En novembre 1976, Camarades impulse la création du Collectif d’Agitation, qui va alors réunir les Collectifs Etudiants Autonomes, le collectif autonome de la BNP, le comité de chômeurs du 15e arrondissement, mais aussi des militants maoïstes de La Cause du Peuple, et une bande de jeunes connue sous le nom de « la bande de Rueil » (autour de Guy Dardel) [11]. C’est ce collectif d’agitation qui va véritablement faire démarrer le mouvement autonome parisien en multipliant les actions et en organisant les premières assemblées générales autonomes à l’université de Jussieu au début de l’année 1977 [12]. Avec l’émergence du mouvement à l’automne, il semble que les militants du Collectif d’Agitation aient été très rapidement identifiés comme des militants de Camarades. Ainsi, Alain Pojolat, qui était alors au collectif de la BNP, parle de lui et d’un autre militant, Jean-Paul, comme de membres de Camarades, alors que Jean-Paul, lui, se définit comme un militant de La Cause du Peuple et parle des militants de Camarades à la troisième personne [13].
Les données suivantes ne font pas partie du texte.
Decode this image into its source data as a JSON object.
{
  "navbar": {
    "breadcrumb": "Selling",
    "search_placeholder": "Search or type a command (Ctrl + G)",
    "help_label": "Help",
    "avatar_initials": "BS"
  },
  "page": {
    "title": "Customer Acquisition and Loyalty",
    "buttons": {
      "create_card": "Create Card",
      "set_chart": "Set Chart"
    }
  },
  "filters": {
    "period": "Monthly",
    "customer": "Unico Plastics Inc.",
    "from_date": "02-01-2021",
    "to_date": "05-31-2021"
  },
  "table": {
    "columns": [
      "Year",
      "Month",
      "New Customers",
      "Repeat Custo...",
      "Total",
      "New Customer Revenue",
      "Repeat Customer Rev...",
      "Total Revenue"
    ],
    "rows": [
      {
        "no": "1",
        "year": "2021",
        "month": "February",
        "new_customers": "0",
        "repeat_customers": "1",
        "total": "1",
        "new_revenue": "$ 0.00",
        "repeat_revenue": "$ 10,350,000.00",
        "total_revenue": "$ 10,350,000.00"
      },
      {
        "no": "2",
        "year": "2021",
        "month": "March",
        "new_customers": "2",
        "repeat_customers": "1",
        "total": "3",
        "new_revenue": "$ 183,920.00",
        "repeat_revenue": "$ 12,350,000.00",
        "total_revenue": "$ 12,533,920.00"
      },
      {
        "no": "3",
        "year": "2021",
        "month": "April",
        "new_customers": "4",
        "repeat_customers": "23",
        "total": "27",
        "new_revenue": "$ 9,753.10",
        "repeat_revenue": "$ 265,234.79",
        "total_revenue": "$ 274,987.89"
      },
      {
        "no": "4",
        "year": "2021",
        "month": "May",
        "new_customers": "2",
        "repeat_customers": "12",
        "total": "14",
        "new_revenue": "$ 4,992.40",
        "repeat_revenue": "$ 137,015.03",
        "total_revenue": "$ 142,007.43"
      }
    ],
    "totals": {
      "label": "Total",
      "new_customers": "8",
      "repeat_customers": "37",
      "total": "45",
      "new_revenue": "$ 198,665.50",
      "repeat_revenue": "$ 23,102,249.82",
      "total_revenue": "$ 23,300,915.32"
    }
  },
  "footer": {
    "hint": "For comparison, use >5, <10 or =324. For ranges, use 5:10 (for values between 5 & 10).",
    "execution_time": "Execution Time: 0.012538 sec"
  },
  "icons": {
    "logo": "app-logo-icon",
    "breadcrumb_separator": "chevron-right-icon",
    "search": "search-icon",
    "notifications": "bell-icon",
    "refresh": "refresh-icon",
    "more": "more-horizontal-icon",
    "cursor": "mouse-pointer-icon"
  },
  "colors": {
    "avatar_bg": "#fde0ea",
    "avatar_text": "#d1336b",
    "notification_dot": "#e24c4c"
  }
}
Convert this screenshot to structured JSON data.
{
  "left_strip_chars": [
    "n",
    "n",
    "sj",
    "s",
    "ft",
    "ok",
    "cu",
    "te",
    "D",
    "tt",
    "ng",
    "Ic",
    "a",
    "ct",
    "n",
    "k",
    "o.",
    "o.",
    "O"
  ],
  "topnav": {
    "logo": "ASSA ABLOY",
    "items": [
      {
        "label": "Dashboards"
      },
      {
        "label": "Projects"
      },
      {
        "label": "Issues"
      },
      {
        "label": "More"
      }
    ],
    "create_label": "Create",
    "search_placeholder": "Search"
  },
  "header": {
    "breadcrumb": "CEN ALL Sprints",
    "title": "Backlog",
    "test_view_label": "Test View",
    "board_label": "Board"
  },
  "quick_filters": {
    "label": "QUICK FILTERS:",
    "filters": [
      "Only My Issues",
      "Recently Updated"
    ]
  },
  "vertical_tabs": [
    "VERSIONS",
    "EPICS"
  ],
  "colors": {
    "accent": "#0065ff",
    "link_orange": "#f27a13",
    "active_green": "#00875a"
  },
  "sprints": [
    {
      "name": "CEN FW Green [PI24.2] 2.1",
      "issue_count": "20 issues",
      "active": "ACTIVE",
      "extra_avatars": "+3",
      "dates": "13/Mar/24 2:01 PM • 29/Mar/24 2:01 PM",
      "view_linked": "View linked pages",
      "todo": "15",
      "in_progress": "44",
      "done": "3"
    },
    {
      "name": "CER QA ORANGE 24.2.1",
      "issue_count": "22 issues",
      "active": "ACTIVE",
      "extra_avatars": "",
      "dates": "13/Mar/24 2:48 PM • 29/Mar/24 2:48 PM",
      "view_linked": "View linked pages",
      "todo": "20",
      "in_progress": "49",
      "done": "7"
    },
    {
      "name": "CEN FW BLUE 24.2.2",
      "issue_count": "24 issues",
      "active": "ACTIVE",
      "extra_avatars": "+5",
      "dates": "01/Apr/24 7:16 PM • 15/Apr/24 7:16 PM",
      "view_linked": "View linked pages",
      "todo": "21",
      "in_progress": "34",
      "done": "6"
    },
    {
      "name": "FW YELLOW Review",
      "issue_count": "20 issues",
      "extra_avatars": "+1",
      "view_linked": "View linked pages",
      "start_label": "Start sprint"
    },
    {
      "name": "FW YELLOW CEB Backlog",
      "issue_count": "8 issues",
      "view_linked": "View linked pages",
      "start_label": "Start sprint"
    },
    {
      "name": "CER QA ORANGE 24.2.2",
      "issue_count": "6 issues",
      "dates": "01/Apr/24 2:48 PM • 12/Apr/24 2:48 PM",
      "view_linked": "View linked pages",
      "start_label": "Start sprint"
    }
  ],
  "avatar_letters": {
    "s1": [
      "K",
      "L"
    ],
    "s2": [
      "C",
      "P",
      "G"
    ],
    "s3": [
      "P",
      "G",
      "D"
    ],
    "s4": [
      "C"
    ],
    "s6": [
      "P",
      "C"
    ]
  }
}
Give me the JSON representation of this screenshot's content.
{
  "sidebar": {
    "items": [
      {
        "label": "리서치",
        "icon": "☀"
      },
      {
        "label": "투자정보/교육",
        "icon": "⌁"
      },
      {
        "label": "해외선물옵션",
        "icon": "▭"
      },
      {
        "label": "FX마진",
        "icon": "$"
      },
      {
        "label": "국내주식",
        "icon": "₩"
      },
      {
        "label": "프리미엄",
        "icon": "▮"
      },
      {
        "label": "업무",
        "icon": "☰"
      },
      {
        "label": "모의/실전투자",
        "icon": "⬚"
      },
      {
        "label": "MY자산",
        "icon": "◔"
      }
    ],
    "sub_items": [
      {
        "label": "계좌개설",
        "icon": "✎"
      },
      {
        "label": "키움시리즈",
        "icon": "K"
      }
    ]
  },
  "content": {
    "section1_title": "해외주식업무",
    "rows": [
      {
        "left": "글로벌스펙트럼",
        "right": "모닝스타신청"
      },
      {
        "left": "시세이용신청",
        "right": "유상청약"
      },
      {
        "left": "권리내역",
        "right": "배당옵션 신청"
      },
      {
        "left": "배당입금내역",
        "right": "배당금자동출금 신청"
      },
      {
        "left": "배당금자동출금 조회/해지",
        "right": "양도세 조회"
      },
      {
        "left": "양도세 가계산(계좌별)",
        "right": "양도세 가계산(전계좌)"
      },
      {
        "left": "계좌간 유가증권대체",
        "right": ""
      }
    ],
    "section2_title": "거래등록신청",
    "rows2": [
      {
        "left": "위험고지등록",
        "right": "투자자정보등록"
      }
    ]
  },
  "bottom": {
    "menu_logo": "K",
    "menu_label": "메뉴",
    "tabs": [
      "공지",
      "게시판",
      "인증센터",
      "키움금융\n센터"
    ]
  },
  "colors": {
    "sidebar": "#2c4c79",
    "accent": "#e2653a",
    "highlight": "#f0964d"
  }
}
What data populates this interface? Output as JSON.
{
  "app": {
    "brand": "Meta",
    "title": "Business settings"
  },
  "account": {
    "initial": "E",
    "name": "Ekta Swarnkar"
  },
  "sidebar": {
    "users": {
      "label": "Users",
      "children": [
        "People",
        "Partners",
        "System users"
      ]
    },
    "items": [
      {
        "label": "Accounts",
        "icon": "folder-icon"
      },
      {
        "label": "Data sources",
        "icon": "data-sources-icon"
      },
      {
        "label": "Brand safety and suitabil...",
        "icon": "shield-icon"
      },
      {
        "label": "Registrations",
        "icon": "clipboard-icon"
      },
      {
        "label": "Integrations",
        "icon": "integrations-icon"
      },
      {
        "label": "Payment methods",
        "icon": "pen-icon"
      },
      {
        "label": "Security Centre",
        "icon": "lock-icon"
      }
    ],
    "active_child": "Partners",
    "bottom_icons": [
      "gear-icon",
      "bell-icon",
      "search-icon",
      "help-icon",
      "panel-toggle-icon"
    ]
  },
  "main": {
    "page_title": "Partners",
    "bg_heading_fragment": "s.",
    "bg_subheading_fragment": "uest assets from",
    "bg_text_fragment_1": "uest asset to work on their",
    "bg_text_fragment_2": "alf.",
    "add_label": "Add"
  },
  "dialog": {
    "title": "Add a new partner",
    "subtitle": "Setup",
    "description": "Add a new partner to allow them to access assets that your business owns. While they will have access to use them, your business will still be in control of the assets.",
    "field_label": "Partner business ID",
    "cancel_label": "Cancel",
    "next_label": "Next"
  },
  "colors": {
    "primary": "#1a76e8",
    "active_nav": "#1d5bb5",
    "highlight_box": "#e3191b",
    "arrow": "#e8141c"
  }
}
A la même époque, certains militants de Camarades réunis autour de Bob Nadoulek vont rompre avec le groupe ainsi qu’avec son analyse marxiste pour se rapprocher de Marge et des thématiques désirantes. Cette scission se fait notamment à l’occasion de l’organisation du rassemblement autonome organisé à Strasbourg à l’initiative des militants de Marge. Les militants de Camarades critiquent alors sévèrement ce rassemblement pour son manque d’organisation et d’ancrage local [14].

Au mois de juin 1978, les militants de Camarades considèrent qu’ils ont atteint leur but : le mouvement autonome n’est plus un projet, il est devenu une réalité politique. La revue cesse donc de paraître. Dans le même temps, l’Assemblée Parisienne des Groupes Autonomes a éclaté et les militants de Camarades se concentrent sur leur propre coordination autonome, l’« Inter-collectifs », qui se réunit alors de manière hebdomadaire au local de Camarades, 3 rue du Buisson Saint-Louis, à Belleville, dans le 10e arrondissement de Paris. Même si officiellement Camarades n’existe plus, dans la réalité non seulement le groupe existe toujours, mais les militants n’ont jamais été aussi nombreux. D’après Yann Moulier-Boutang, Camarades rassemble alors une soixantaine de militants [15]. Le groupe essaye de lancer un hebdomadaire de l’Autonomie. Ce projet se prépare d’abord avec la parution de « Zero », « projet d’hebdo du côté des autonomes », qui paraît dès le mois de juin. Au mois de novembre, les militants de Camarades participent aux manifestations étudiantes qui se déroulent dans la capitale.

Le 23 mars 1979, un certain nombre de militants accompagnent les sidérurgistes dans leur venue à Paris [16]. Suite à la répression de la manifestation, un meeting rassemblant 2000 personnes est organisé à la Mutualité mais Camarades n’est visiblement pas parvenu à capitaliser ce potentiel politique. Au mois d’avril, le projet d’hebdomadaire autonome finit par aboutir sous la forme d’un quinzomadaire avec le lancement de « Autonomie », sous-titrée « pour le communisme ». Le 24 juin, Camarades est victime d’un attentat : un incendie criminel ravage le local de la rue du Buisson Saint-Louis. Le propriétaire des lieux refusant de renouveler le contrat de location, Camarades est privé de local. Camarades semble avoir réellement disparu à cette époque, les militants s’éloignant progressivement de la mouvance autonome pour s’orienter dans une voie politique plus proche de l’Alternative. Un certain nombre s’investissent dans le CINEL (Centre d’Initiatives pour de Nouveaux Espaces de Liberté) de Félix Guattari et dans l’accueil et la défense des réfugiés politiques italiens, mais aussi dans les luttes antinucléaires et le journal « La Gueule ». Quant à Yann Moulier-Boutang, il appellera en 1981 à voter pour François Mitterrand et continuera dans les années ultérieures à suivre l’évolution politique de Toni Negri [17].